Aggression is s very hot topic right now in the dog world. Myriads of books, videos, websites, discussion groups, seminars, and more are devoted to it. It is a serious issue and deserves the amount of resources that have been devoted. However, by changing the first two letters of aggression to di you end up with a less talked about but equally insidious behavioral trait, doggie digression. Your dog may claim it’s a victimless behavior– but you and I know better.
Domestic dogs engage in two main types of digression, spontaneous and premeditated. A dog involved in a chase that suddenly defies gravity, inertia, and canine kinesiology by suddenly stopping and chasing its own tail, only to remember 3 minutes later that it was chasing something else is experiencing spontaneous digression. Another dog displaying a newly learned trick at a party stops in the middle of for a 5 minute genital grooming session. He eventually resumes the trick but only after a slight smile comes to his face, this dog is displaying premeditated digression.
My Australian Shepherd Gavin is constantly putting on displays of premeditated digression. Oh he would have me believe they are some sort of canine Alzheimer’s. But I happen to think that Gavin is PT Barnum reincarnated and believes that I AM that sucker born every minute.
One of Gavin’s favorite games is one I like to call “Now I Remember” and illustrates premeditated displays of digression. This game usually initiated by Gavin and is more likely to take place under one of the following conditions…
- I am trying to take a nap.
- I have just been to the gym and I am stiff and incapable of movement without pain.
- I have a work deadline to meet and need peace and quiet.
The game will start when Gavin walks up and loudly drops a tennis ball either on the floor or on my foot depending on how accurate his aim is that day. Because of the complete effectiveness of random reinforcement, I have two options at this point. Option one is to take the ball away from him and put him outside, option two is to acquiesce and get down on the floor as the game begins.
The game starts out innocently enough with a few tosses and retrieves. At some point, Gavin will “forget” the game of fetch and proceed to play ring around the man. He will prance about me just out of reach wanting to be chased, but never caught. Forgetting he is supposed to be the herder, he wants to be the herdee. Now here is where the game gets interesting. If I refuse to play the new game, he will suddenly remember that we were playing fetch and resume that game up to a certain point.
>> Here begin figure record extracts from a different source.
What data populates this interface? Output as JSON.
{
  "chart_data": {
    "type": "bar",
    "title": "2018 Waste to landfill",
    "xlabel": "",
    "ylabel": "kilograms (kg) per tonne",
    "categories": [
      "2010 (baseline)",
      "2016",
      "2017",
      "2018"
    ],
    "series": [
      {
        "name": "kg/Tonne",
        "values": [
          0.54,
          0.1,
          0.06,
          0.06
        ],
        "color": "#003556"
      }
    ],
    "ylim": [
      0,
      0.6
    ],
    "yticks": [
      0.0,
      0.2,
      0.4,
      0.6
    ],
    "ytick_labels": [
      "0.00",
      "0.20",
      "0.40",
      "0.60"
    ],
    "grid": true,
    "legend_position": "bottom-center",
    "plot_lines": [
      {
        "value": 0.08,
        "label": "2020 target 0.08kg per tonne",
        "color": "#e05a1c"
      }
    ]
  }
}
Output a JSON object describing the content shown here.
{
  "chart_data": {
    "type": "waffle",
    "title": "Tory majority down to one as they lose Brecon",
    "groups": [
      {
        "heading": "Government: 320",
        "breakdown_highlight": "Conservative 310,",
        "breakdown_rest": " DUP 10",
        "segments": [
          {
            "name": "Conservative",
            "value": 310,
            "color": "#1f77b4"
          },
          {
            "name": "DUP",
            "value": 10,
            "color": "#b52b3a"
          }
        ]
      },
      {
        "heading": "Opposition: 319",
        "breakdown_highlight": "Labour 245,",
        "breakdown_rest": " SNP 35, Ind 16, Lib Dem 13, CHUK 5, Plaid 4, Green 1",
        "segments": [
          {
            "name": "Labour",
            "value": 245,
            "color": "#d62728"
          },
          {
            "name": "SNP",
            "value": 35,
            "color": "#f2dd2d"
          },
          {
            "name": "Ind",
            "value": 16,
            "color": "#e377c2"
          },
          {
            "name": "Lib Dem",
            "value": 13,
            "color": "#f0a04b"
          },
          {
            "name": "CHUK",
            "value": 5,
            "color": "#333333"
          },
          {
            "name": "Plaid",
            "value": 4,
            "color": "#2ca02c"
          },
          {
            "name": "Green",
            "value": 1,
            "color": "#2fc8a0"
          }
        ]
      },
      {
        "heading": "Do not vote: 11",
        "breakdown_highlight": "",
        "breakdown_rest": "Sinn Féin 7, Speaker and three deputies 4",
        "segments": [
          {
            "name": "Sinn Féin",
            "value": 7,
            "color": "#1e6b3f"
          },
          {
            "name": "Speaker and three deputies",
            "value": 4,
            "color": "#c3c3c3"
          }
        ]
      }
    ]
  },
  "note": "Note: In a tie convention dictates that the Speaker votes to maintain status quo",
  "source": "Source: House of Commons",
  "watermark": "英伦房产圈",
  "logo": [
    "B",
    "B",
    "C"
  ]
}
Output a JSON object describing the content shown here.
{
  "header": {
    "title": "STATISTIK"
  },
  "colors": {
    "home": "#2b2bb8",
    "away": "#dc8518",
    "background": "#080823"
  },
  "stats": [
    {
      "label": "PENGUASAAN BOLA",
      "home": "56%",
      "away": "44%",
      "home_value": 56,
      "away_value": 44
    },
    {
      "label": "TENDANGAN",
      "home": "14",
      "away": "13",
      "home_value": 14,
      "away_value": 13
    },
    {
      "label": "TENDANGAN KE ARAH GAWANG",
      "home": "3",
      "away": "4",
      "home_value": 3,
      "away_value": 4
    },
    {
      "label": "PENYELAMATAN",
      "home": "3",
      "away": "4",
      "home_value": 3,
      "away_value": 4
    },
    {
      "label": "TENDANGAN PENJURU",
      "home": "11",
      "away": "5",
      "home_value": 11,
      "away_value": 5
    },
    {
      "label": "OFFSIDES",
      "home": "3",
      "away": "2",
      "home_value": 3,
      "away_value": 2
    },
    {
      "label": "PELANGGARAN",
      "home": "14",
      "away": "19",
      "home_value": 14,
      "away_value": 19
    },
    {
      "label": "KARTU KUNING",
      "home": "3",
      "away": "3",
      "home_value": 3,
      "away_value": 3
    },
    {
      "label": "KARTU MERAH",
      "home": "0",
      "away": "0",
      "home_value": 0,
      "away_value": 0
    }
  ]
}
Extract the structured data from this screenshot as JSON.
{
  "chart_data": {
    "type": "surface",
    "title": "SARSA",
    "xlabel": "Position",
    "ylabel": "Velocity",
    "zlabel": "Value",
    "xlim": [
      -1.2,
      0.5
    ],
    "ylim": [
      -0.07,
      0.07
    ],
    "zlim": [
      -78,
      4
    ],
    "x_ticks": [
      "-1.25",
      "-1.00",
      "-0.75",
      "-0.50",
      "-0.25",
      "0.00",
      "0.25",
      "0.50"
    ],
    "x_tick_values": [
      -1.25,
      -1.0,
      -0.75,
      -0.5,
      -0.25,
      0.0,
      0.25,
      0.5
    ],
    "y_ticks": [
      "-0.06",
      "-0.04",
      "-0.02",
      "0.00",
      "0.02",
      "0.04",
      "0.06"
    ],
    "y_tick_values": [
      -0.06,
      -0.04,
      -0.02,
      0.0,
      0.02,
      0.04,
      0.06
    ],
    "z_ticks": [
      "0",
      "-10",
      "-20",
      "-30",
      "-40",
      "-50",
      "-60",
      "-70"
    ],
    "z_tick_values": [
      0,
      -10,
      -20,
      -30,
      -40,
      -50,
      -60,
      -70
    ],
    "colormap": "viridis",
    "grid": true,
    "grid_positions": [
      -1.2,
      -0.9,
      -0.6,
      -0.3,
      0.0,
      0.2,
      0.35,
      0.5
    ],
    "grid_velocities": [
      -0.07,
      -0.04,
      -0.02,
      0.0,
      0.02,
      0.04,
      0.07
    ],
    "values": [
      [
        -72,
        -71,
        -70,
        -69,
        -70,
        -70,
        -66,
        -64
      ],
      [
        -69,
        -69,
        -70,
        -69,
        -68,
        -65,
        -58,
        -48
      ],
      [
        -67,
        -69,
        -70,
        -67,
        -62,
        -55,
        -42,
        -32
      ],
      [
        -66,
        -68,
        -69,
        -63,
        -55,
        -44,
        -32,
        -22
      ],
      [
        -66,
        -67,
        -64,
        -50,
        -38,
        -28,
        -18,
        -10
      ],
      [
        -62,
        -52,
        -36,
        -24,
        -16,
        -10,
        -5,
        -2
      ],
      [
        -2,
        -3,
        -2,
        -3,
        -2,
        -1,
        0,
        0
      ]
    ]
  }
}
That “point,” is reached when the ball has absorbed so much slobber that it no longer bounces when dropped and makes a nice plopping sound like a rock dropping in mud. With the tennis ball now dripping in slobber the viscosity of a 50W motor oil, another digression takes place. “Bop the Man in the Face with the Ball” is now the name of the game. Gavin think this is very funny, especially if I run around the room screaming “I’ve been kissed by dog germs!”, but I digress.
Once I take strong exception to any particular digression, Gavin will spontaneously remember the original game was fetch and take that up again.
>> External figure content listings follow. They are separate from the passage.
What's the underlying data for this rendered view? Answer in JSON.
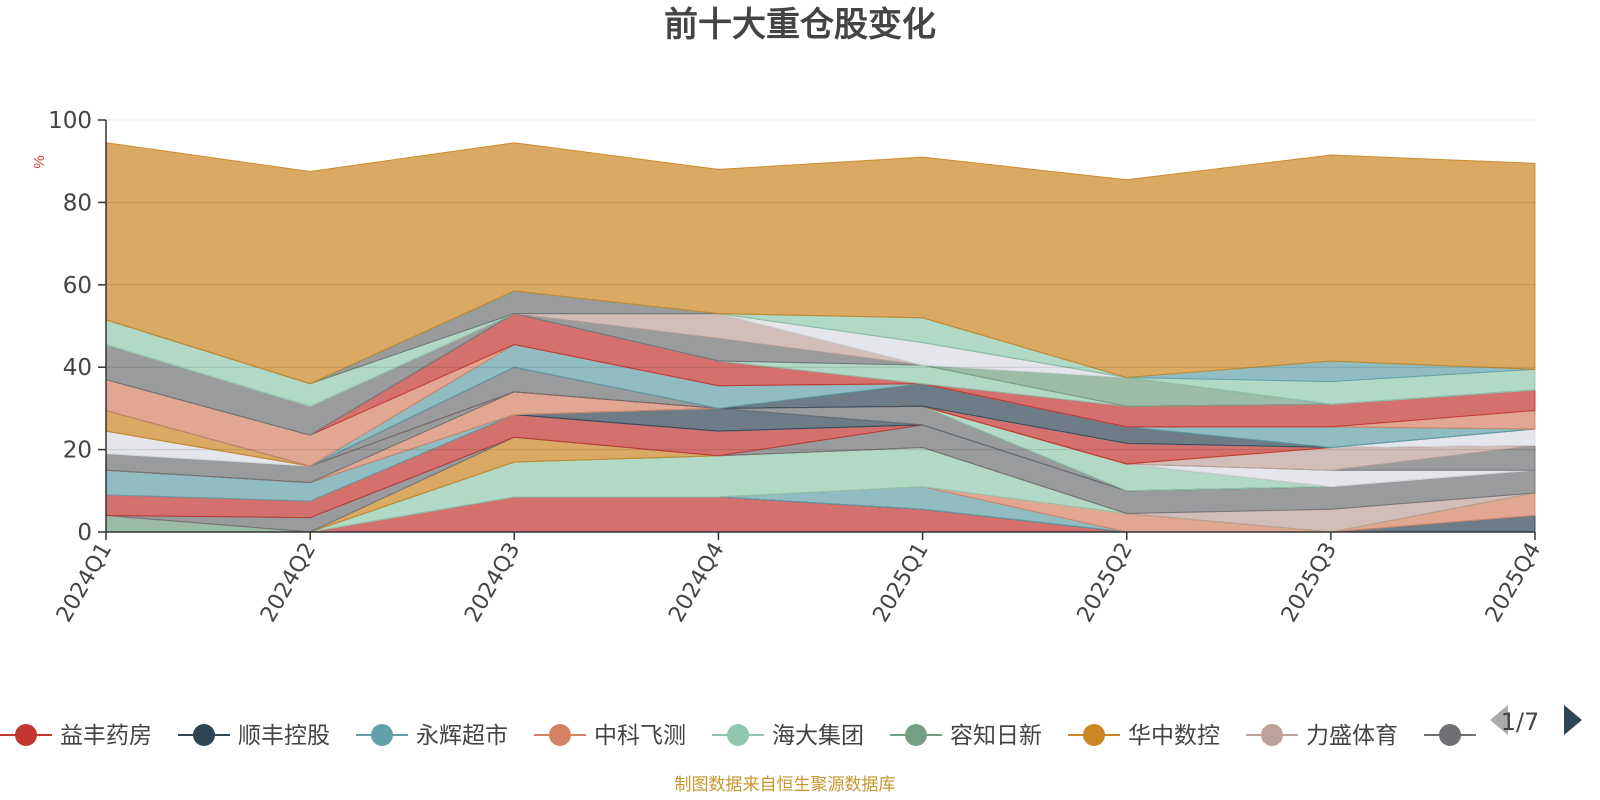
{
  "chart_data": {
    "type": "area",
    "title": "前十大重仓股变化",
    "ylabel": "%",
    "ylim": [
      0,
      100
    ],
    "yticks": [
      0,
      20,
      40,
      60,
      80,
      100
    ],
    "categories": [
      "2024Q1",
      "2024Q2",
      "2024Q3",
      "2024Q4",
      "2025Q1",
      "2025Q2",
      "2025Q3",
      "2025Q4"
    ],
    "grid": true,
    "legend_position": "bottom",
    "legend_page": "1/7",
    "source_note": "制图数据来自恒生聚源数据库",
    "colors": {
      "title": "#444444",
      "axis_label": "#e03c31",
      "source": "#c8962c",
      "pager_inactive": "#aaaaaa",
      "pager_active": "#2f4554",
      "background_band": "#d8a862"
    },
    "series": [
      {
        "name": "益丰药房",
        "color": "#c23531",
        "values": [
          0,
          0,
          8.5,
          8.5,
          5.5,
          0,
          0,
          0
        ]
      },
      {
        "name": "顺丰控股",
        "color": "#2f4554",
        "values": [
          0,
          0,
          0,
          0,
          0,
          0,
          0,
          4
        ]
      },
      {
        "name": "永辉超市",
        "color": "#61a0a8",
        "values": [
          0,
          0,
          0,
          0,
          5.5,
          0,
          0,
          0
        ]
      },
      {
        "name": "中科飞测",
        "color": "#d48265",
        "values": [
          0,
          0,
          0,
          0,
          0,
          4.5,
          0,
          5.5
        ]
      },
      {
        "name": "海大集团",
        "color": "#91c7ae",
        "values": [
          0,
          0,
          8.5,
          10,
          9.5,
          0,
          0,
          0
        ]
      },
      {
        "name": "容知日新",
        "color": "#749f83",
        "values": [
          4,
          0,
          0,
          0,
          0,
          0,
          0,
          0
        ]
      },
      {
        "name": "华中数控",
        "color": "#ca8622",
        "values": [
          0,
          0,
          6,
          0,
          0,
          0,
          0,
          0
        ]
      },
      {
        "name": "力盛体育",
        "color": "#bda29a",
        "values": [
          0,
          0,
          0,
          0,
          0,
          0,
          5.5,
          0
        ]
      },
      {
        "name": "",
        "color": "#6e7074",
        "values": [
          0,
          3.5,
          0,
          0,
          5.5,
          5.5,
          5.5,
          5.5
        ]
      },
      {
        "name": "",
        "color": "#c23531",
        "values": [
          5,
          4,
          5.5,
          6,
          0,
          0,
          0,
          0
        ]
      },
      {
        "name": "",
        "color": "#61a0a8",
        "values": [
          6,
          4.5,
          0,
          0,
          0,
          0,
          0,
          0
        ]
      },
      {
        "name": "",
        "color": "#2f4554",
        "values": [
          0,
          0,
          0,
          5.5,
          0,
          0,
          0,
          0
        ]
      },
      {
        "name": "",
        "color": "#6e7074",
        "values": [
          0,
          0,
          0,
          0,
          4.5,
          0,
          0,
          0
        ]
      },
      {
        "name": "",
        "color": "#91c7ae",
        "values": [
          0,
          0,
          0,
          0,
          0,
          6.5,
          0,
          0
        ]
      },
      {
        "name": "",
        "color": "#d48265",
        "values": [
          0,
          0,
          5.5,
          0,
          0,
          0,
          0,
          0
        ]
      },
      {
        "name": "",
        "color": "#6e7074",
        "values": [
          4,
          4,
          0,
          0,
          0,
          0,
          0,
          0
        ]
      },
      {
        "name": "",
        "color": "#d8dbe2",
        "values": [
          5.5,
          0,
          0,
          0,
          0,
          0,
          4,
          0
        ]
      },
      {
        "name": "",
        "color": "#6e7074",
        "values": [
          0,
          0,
          0,
          0,
          0,
          0,
          0,
          6
        ]
      },
      {
        "name": "",
        "color": "#bda29a",
        "values": [
          0,
          0,
          0,
          0,
          0,
          0,
          5.5,
          0
        ]
      },
      {
        "name": "",
        "color": "#ca8622",
        "values": [
          5,
          0,
          0,
          0,
          0,
          0,
          0,
          0
        ]
      },
      {
        "name": "",
        "color": "#c23531",
        "values": [
          0,
          0,
          0,
          0,
          0,
          5,
          0,
          0
        ]
      },
      {
        "name": "",
        "color": "#6e7074",
        "values": [
          0,
          0,
          6,
          0,
          0,
          0,
          0,
          0
        ]
      },
      {
        "name": "",
        "color": "#d8dbe2",
        "values": [
          0,
          0,
          0,
          0,
          0,
          0,
          0,
          4
        ]
      },
      {
        "name": "",
        "color": "#2f4554",
        "values": [
          0,
          0,
          0,
          0,
          5.5,
          4,
          0,
          0
        ]
      },
      {
        "name": "",
        "color": "#61a0a8",
        "values": [
          0,
          0,
          5.5,
          5.5,
          0,
          0,
          5,
          0
        ]
      },
      {
        "name": "",
        "color": "#d48265",
        "values": [
          7.5,
          7.5,
          0,
          0,
          0,
          0,
          0,
          4.5
        ]
      },
      {
        "name": "",
        "color": "#c23531",
        "values": [
          0,
          0,
          7.5,
          6,
          0,
          5,
          5.5,
          5
        ]
      },
      {
        "name": "",
        "color": "#91c7ae",
        "values": [
          0,
          0,
          0,
          0,
          4.5,
          0,
          0,
          0
        ]
      },
      {
        "name": "",
        "color": "#6e7074",
        "values": [
          8.5,
          7,
          0,
          5.5,
          0,
          0,
          0,
          0
        ]
      },
      {
        "name": "",
        "color": "#bda29a",
        "values": [
          0,
          0,
          0,
          6,
          0,
          0,
          0,
          0
        ]
      },
      {
        "name": "",
        "color": "#749f83",
        "values": [
          0,
          0,
          0,
          0,
          0,
          7,
          0,
          0
        ]
      },
      {
        "name": "",
        "color": "#d8dbe2",
        "values": [
          0,
          0,
          0,
          0,
          5.5,
          0,
          0,
          0
        ]
      },
      {
        "name": "",
        "color": "#91c7ae",
        "values": [
          6,
          5.5,
          0,
          0,
          0,
          0,
          0,
          0
        ]
      },
      {
        "name": "",
        "color": "#6e7074",
        "values": [
          0,
          0,
          5.5,
          0,
          0,
          0,
          0,
          0
        ]
      },
      {
        "name": "",
        "color": "#91c7ae",
        "values": [
          0,
          0,
          0,
          0,
          6,
          0,
          5.5,
          5
        ]
      },
      {
        "name": "",
        "color": "#61a0a8",
        "values": [
          0,
          0,
          0,
          0,
          0,
          0,
          5,
          0
        ]
      },
      {
        "name": "",
        "color": "#ca8622",
        "values": [
          43,
          51.5,
          36,
          35,
          39,
          48,
          50,
          50
        ]
      }
    ]
  }
}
The digressions are limited only by Gavin’s imagination but they are somewhat predictable and seem to follow a few simple rules…
- If strangers are anywhere near when a digression takes place it will usually take the form genital licking, butt scooting, humping, farting, or other such fraternity pranks.
- If the human involved is sleepy or sore from any type of exertion, the dog’s memory will only return after you have gotten up off the floor but just before you lie or sit back down.
- The first time your dog is asked to display a new trick to anyone, digression will occur if not flat out memory loss.
- Just like taking your car to a mechanic, if you take your dog to a trainer to rid them of a particular digression, it will not occur.
- Not all play sessions end up in digressions, after all the variable schedule of reinforcement the dogs have us on has to pay off sometimes otherwise learned irrelevance may set in.
Now Gavin flat out denies that these digressions are for his entertainment and refutes that he has a smile on his face at anytime despite photographic and video evidence to the contrary. He and other dogs that I’ve spoken with would have me believe that this is just a silly conspiracy theory on my part and that digression has no ulterior motives “Like you always tell us” they say “were just dogs.”
“My point exactly,” is my retort “you are dogs!”
We would like to hear about your own cases of doggie digression. It is only through sharing that we can come to understand our role as patsies, and through that understanding, begin to change the way that our dogs train and treat us.
This article is a sarcastic faction of hysterically accurate canine behavior. Any resemblance to dogs living, dead, reincarnated, or yours is purely intentional. The author makes no claims of intellectual benefit as a result of reading this article and is pretty sure you will most likely lose a few IQ points in the process. If, after reading this article, you feel the least bit smarter, please contact your local mental health clinic.